Ich brauche keine Kirche…?!

Ein Gespräch, vor einigen Jahren, beim Frisör.
Sie: „Und, was machen Sie so beruflich?“ – Ich: „Ich studiere Evangelische Theologie. Ich möchte Pfarrerin werden.“ – Sie: „Oh.“ (peinliches Schweigen)
Plötzlich: „Also ich glaube ja an Gott. Aber ich brauche dafür keine Kirche!“

Der weitere Gesprächsverlauf spielt hier erstmal keine Rolle. Auch nicht, wenn sich ein interessantes Gespräch entwickelte. In den letzten Jahren haben viele Gespräche, die sich einfach so ergaben, so oder ähnlich begonnen. Immer wieder.

Für mich als Kind einer Landeskirche, die ich mittlerweile als Heimat bezeichnen würde (auch wenn ich nicht mit allem einverstanden bin, was sie bzw. ihre Repräsentanten so tun und sagen), musste ich erstmal verstehen lernen. Das scheint aber auch so ein Pfarrersding zu sein: „Glauben kann man nicht alleine. Das geht nur in Gemeinschaft, also in der Kirche“, predigte eine Kollegin immer wieder. Und ein anderer: „Immer diese Individualisierung. Die Leute heutzutage sind lieber allein und einsam als gemeinsam. Jeder will alles für sich allein haben und sein.“ Ja, natürlich wird da hauptsächlich mit DEM biblischen Text der ersten Christen (Apg 2) argumentiert und damit, was die ersten Christen so ausgemacht hat: Gebet, Abendmahl, Bibellese und GEMEINSCHAFT. Dem stimme ich zu. Theologisch und persönlich sogar.
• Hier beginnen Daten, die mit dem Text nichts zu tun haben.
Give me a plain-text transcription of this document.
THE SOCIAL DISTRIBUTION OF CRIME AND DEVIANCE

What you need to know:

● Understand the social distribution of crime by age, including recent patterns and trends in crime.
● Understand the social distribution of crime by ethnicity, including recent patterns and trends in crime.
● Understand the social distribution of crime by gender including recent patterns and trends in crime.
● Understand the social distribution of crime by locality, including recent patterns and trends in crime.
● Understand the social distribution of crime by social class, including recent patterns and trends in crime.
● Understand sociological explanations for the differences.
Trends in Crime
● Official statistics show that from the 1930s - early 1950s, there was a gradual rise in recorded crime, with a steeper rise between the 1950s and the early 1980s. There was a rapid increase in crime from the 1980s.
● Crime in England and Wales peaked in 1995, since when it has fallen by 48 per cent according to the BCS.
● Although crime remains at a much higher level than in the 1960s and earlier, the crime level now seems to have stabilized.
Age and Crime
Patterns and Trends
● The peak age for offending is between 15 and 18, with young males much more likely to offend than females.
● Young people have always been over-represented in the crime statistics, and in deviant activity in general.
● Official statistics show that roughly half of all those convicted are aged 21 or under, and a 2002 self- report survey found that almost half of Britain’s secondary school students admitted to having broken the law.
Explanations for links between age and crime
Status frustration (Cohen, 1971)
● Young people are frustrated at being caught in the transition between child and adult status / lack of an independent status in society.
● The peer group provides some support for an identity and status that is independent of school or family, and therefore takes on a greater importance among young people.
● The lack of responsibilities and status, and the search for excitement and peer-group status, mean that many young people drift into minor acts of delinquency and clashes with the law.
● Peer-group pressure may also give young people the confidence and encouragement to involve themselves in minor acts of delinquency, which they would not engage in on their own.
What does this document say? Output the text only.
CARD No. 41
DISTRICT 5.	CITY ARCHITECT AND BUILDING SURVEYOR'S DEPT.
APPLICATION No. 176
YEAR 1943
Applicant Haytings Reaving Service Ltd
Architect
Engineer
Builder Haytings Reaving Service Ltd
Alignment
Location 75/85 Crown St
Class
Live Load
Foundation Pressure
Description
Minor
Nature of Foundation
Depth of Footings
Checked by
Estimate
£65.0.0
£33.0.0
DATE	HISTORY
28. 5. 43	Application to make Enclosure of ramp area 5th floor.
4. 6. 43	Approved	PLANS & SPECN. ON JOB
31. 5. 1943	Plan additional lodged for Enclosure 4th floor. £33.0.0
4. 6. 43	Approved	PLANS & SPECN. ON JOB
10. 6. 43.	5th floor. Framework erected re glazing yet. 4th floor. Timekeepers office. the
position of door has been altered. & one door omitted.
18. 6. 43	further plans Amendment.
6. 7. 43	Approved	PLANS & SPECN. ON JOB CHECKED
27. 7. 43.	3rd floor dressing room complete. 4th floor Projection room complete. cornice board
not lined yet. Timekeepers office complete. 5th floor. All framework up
Aber ich denke, dass hinter der Trennung zwischen Glaube und Kirche noch etwas anderes steckt als bloß Individualisierungstendenzen. Wenn man mit Menschen über Kirche ins Gespräch kommt, dann ist man schnell bei dem, was sie sich von DER Kirche wünschen: Klartext reden, Meinung haben, Impulse geben…und so weiter. Man sucht nach Orientierung und wünscht sich vor allem Transparenz: Wie steht die Kirche zum Thema Sterbehilfe? Wann wird das Kirchensteuersystem endlich durchsichtig und nachvollziehbar (hier ein Versuch) bzw. wann warum gibt es das überhaupt noch? Was soll ich eigentlich glauben? Wie soll ich mich als Christ verhalten?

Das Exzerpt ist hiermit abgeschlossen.